The general argument for all divisors follows from the argument:
- $\paren {a \, 2^c + 1} \paren {b \, 2^c + 1} = a b \, 2^{2 c} + \paren {a + b} \, 2^c + 1 = \paren {a b \, 2^c + a + b} \, 2^c + 1$
So the product of two factors of the form preserves that form.
Let $p$ be a prime divisor of $F_n = 2^{2^n} + 1$.
From Euler's Result:
- $\exists q \in \Z: p = q \, 2^{n + 1} + 1$
Since $n \ge 2$, $q \, 2^{n + 1}$ is divisible by $2^{2 + 1} = 8$.
Hence:
- $p \equiv 1 \pmod 8$
By Second Supplement to Law of Quadratic Reciprocity:
- $\paren {\dfrac 2 p} = 1$
so $2$ is a quadratic residue modulo $p$.
Hence:
- $\exists x \in \Z: x^2 = 2 \pmod p$
We have shown $2^{2^n} \equiv -1 \pmod p$ and $2^{2^{n + 1} } \equiv 1 \pmod p$.

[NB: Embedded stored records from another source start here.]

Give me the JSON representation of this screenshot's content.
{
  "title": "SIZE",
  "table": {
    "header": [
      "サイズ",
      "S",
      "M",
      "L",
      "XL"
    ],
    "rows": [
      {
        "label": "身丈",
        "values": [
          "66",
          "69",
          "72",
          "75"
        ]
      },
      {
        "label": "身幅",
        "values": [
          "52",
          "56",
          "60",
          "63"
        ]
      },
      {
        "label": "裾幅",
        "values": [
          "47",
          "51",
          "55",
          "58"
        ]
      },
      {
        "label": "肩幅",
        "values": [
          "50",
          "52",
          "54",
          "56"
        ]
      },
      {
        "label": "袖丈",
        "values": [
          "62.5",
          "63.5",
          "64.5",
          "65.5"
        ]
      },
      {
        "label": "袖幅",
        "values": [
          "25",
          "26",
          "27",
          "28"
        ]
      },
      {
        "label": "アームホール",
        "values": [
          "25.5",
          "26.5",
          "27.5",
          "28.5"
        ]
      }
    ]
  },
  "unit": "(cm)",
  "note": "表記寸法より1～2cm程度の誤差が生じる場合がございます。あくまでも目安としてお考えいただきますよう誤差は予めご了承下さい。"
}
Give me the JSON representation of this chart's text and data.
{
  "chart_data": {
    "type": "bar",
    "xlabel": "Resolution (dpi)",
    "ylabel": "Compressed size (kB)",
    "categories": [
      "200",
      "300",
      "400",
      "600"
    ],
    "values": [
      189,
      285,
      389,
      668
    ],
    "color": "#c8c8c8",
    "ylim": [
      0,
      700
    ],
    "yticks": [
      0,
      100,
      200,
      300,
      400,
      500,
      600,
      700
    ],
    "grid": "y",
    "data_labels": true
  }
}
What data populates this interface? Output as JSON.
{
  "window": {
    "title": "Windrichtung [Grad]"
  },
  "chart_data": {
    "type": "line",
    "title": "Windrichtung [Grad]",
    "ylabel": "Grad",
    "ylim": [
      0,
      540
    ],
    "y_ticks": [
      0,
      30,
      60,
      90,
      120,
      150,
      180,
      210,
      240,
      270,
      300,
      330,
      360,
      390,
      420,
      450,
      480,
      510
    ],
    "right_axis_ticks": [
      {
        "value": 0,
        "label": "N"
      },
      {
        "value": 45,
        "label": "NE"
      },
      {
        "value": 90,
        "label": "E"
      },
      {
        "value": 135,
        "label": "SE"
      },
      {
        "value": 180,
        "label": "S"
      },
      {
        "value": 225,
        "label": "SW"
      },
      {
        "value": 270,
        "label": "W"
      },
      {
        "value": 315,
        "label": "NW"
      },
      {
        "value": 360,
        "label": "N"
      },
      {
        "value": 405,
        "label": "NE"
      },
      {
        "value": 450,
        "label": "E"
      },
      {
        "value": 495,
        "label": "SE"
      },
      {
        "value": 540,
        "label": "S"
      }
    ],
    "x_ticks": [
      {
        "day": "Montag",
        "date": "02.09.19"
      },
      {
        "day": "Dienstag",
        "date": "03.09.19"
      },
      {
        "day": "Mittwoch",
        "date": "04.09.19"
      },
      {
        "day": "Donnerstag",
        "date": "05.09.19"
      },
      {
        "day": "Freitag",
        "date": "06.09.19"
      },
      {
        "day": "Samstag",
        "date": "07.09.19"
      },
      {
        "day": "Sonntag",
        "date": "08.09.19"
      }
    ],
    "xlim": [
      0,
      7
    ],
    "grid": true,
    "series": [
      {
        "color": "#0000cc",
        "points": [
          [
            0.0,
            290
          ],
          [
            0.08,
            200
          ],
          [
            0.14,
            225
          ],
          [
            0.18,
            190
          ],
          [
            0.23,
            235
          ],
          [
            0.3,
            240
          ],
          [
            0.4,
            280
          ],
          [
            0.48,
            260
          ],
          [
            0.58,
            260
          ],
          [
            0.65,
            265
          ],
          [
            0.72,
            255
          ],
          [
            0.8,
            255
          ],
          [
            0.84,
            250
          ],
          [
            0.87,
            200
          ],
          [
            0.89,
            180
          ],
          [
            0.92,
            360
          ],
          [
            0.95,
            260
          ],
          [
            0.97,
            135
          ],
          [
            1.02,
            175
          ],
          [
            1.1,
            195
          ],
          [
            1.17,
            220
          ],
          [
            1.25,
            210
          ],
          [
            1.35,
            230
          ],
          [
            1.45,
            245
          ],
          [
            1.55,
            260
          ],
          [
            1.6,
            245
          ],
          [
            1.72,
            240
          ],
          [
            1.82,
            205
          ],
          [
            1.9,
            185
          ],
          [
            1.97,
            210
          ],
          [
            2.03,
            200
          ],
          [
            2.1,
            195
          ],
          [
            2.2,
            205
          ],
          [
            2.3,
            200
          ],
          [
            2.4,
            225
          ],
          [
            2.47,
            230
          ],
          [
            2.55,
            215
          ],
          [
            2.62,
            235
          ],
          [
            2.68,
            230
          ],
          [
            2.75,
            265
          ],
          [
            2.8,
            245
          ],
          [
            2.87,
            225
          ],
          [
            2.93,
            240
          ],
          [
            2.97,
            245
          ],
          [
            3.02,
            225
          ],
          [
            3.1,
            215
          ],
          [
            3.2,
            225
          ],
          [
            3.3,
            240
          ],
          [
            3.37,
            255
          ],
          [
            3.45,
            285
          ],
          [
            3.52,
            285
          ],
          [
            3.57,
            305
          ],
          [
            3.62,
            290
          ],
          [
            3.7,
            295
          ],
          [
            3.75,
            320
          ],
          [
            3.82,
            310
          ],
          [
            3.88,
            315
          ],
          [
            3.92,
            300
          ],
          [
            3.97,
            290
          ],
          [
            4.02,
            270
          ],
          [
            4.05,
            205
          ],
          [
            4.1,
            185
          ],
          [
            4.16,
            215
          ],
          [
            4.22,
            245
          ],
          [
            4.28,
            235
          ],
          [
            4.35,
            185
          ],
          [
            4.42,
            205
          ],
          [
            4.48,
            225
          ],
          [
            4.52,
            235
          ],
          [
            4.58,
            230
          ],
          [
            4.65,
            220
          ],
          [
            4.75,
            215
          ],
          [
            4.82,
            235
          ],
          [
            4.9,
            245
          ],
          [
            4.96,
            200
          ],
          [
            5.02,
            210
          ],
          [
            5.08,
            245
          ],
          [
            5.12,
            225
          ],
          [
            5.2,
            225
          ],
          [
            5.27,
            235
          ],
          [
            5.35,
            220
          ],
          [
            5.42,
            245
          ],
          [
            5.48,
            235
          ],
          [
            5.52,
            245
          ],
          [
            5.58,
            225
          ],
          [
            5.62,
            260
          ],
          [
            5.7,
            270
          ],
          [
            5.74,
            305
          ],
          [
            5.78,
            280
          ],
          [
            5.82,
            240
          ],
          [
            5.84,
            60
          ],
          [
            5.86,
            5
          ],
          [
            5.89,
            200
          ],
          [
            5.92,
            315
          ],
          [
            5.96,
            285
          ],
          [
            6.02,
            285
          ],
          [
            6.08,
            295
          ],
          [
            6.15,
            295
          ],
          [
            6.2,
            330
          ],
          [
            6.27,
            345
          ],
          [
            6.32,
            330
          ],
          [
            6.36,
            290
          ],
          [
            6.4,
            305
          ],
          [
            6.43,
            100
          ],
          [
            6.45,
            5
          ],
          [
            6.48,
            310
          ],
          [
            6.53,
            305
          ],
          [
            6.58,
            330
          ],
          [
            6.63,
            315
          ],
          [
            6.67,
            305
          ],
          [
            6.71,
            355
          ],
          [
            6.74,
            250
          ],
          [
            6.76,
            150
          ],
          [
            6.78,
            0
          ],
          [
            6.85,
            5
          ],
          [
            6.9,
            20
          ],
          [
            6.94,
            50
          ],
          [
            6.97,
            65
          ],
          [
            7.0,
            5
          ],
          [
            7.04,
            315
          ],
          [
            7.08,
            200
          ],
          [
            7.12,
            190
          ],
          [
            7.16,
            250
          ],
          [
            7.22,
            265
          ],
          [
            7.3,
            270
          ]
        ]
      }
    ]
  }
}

- $x^{2^{n + 1} } \equiv 2^{2^n} \equiv -1 \pmod p$
- $x^{2^{n + 2} } \equiv 2^{2^{n + 1}} \equiv 1 \pmod p$
From Integer to Power of Multiple of Order, the order of $x$ modulo $p$ divides $2^{n + 2}$ but not $2^{n + 1}$.
Therefore it must be $2^{n + 2}$.
Hence:
\(\ds \exists k \in \Z: \, \) | \(\ds \map \phi p\) | \(=\) | \(\ds k \, 2^{n + 2}\) | Corollary to Integer to Power of Multiple of Order | ||||||||||
\(\ds p - 1\) | \(=\) | \(\ds k \, 2^{n + 2}\) | Euler Phi Function of Prime | |||||||||||
\(\ds p\) | \(=\) | \(\ds k \, 2^{n + 2} + 1\) |
$\blacksquare$
Historical Note
In $1747$, Leonhard Paul Euler proved that a divisor of a Fermat number $F_n$ is always in the form $k \, 2^{n + 1} + 1$.
This was later refined to $k \, 2^{n + 2} + 1$ by François Édouard Anatole Lucas.